Pois bem: a tradução de Lourenço, numa palavra, não tem sal; o tradutor busca essencialmente verter o sentido do texto grego, e, por meio de uma distribuição mais ou menos regular das tônicas em cada linha -- mais algumas homofonias aqui e acolá --, imprimir uma aura de poesia à sua tradução em prosa. A Ilíada é solene -- é o que de mais solene já se escreveu; de modo que uma tradução, mesmo literal, fica 'poética', fica 'bonitinha'.

Mas para apreciar como convém a tradução de Nunes, é preciso de uma certa bagagem, o que a afasta um pouco do leitor 'comum': CANta-me a CÓlera -- ó DEUsa -- fuNESta de aQUIles PeLIda: trata-se de um hexâmetro clássico em português, sem tirar nem pôr. O leitor acredite: isso é uma proeza, e não é pequena.

Enfim: há um grande e mais ou menos recíproco desprezo, no que respeita à tradução dos clássicos - antigos e modernos -, entre Portugal e o Brasil. Portugal, às vezes com razão, recusando o coloquialismo e o excessivamente informal das traduções brasileiras; o Brasil, corretamente, vez por outra, fugindo do convencional e do muito engessado das portuguesas. São dois caipiras teimosos, dois inveterados provincianos.

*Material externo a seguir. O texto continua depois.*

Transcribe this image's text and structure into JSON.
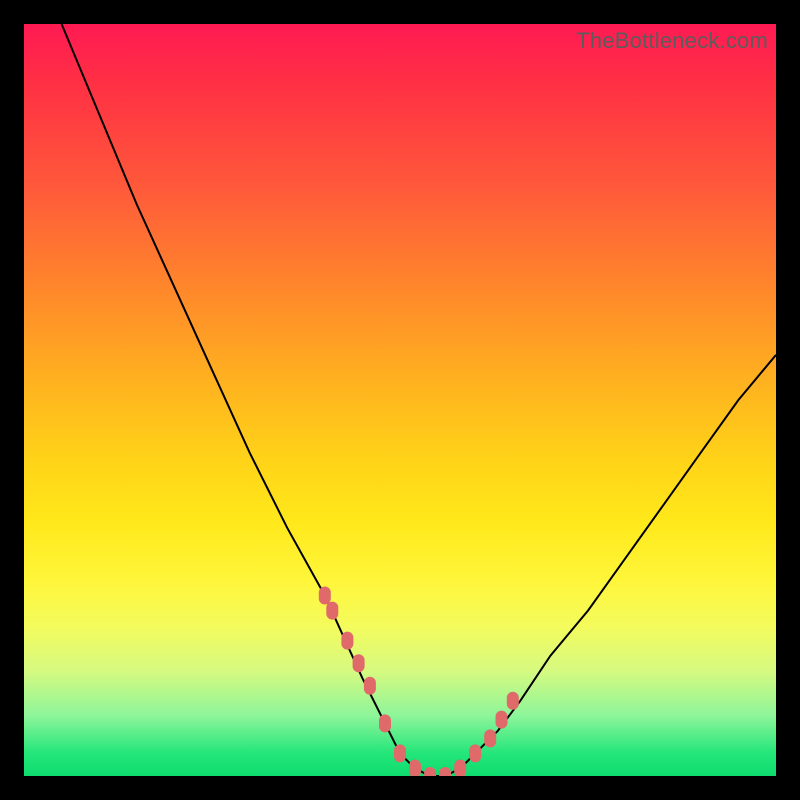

Mudando de assunto, e à guisa de conclusão: um grande desafio seria reinventar o hexâmetro na própria poesia de língua portuguesa. Alguém se candidata?

Retirado de Ars Poetica.

Um comentário:

Anônimo disse...

Muito legal o texto sobre hexâmetro, e uma boa iniciativa também. Para mim, só uma coisa o autor pisou na bola: não seria óbvio o motivo de não utilizarmos atualmente esse metro?